Nach den Demonstrationen an der Wall Street bricht sich auch in Europa eine Welle der Empörung Bahn. Allein in Rom gehen mehr als 100.000 Menschen auf die Straße. Am Rande der Kundgebung kommt es zu Randalen.
© Bild: 2011 Reuters/LUCAS JACKSON
Nach den Demonstrationen an der Wall Street bricht sich auch in Europa eine Welle der Empörung Bahn. Allein in Rom gehen mehr als 100.000 Menschen auf die Straße. Am Rande der Kundgebung kommt es zu Randalen.
Die Wut über Bankenrettungspakete und soziale Ungerechtigkeit ist mit Wucht über den Atlantik geschwappt: Der weltweite Aktionstag gegen Exzesse des Kapitalismus trieb laut Fernsehberichten allein in Rom mindestens 150.000 Menschen auf die Straße. Am Rande des Protestmarschs unter dem Motto "People of Europe, rise up!" (Völker Europas, steht auf) kam es zu Ausschreitungen: Vermummte Demonstranten zündeten mehrere Autos an. Mehrere Räume des Verteidigungsministeriums wurden durch Sprengsätze und Rauchbomben beschädigt.

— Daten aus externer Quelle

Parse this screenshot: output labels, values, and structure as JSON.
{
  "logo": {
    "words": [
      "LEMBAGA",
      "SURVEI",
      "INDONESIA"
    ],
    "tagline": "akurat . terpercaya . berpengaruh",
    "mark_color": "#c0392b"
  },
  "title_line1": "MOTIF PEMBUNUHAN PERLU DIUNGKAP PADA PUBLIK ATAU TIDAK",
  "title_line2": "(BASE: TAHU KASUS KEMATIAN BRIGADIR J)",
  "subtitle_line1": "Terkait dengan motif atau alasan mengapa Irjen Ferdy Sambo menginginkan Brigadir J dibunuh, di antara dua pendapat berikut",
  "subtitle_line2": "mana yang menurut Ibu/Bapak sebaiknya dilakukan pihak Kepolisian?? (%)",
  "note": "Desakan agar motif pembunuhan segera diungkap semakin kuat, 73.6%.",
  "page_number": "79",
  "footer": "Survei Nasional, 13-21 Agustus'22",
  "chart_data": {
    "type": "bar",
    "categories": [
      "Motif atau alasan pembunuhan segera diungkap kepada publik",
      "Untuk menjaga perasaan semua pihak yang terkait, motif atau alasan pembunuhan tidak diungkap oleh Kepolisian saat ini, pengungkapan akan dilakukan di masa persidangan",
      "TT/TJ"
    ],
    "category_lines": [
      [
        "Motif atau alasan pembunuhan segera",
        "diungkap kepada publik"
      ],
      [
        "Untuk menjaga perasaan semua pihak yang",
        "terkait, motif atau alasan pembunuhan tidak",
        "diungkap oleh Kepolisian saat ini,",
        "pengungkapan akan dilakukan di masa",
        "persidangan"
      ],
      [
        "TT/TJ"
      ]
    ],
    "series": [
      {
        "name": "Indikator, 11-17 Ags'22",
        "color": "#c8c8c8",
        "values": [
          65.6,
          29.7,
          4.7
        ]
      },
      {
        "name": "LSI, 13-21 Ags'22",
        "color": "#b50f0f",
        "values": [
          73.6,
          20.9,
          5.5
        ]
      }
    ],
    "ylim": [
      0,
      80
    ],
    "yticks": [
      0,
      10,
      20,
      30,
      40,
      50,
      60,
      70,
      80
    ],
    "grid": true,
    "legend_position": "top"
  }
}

Zudem drang eine Gruppe Vermummter in eine der abgesperrten archäologischen Stätten in der Nähe des Kolosseums ein.
In Deutschland demonstrierten nach Angaben der Globalisierungskritiker von Attac, die zu den Organisatoren der Proteste zählten, in 50 Städten mehr als 40.000 Menschen. Andere Schätzungen fielen deutlich niedriger aus: Die Polizei zählte bei den größten Kundgebungen in Frankfurt und Berlin jeweils rund 5000 Teilnehmer. In Köln zogen nach Polizeiangaben rund 1500 Demonstranten durch die Innenstad, ebenso in Stuttgart. In München und Hamburg machten jeweils rund 1000 Menschen ihrem Unmut Luft.
Berliner Demonstranten bereiten ein Banner mit der Aufschrift ...   Berliner Demonstranten bereiten ein Banner mit der Aufschrift "Banker in die Produktion" vor
In Berlin kam es während des Protestmarschs durch das Regierungsviertel zum Kanzleramt kurz zu Tumulten, als rund 200 Protestler über die Wiese auf den Bundestag zustürmten. Dort bauten die Aktivisten die Absperrungen ab und riefen "Occupy Bundestag". Die Polizei sicherte das Gelände. Insgesamt verliefen die Proteste in Deutschland friedlich.
"Griechische Tragödie" vor der EZB
"Es geht gegen die Banken, gegen die finanziellen Machthaber im System, es geht darum, dass Profite vor den Menschen stehen", sagte der Sprecher der Bewegung "Occupy Frankfurt", Wolfram Siener, bei der Kundgebung vor der Europäischen Zentralbank in der Finanzmetropole. Sie begann mit der Aufführung eines Theaterstücks unter dem Titel "Europa - eine griechische Tragödie".
Der Sprecher der globalisierungskritischen Organisation Attac, Alexis Passadakis, warf den europäischen Regierungen vor, mit ihrer Politik die Krise noch zu verschärfen, den Sozialabbau voranzutreiben und über die Rettungspakete für die Banken die Demokratie zu schädigen.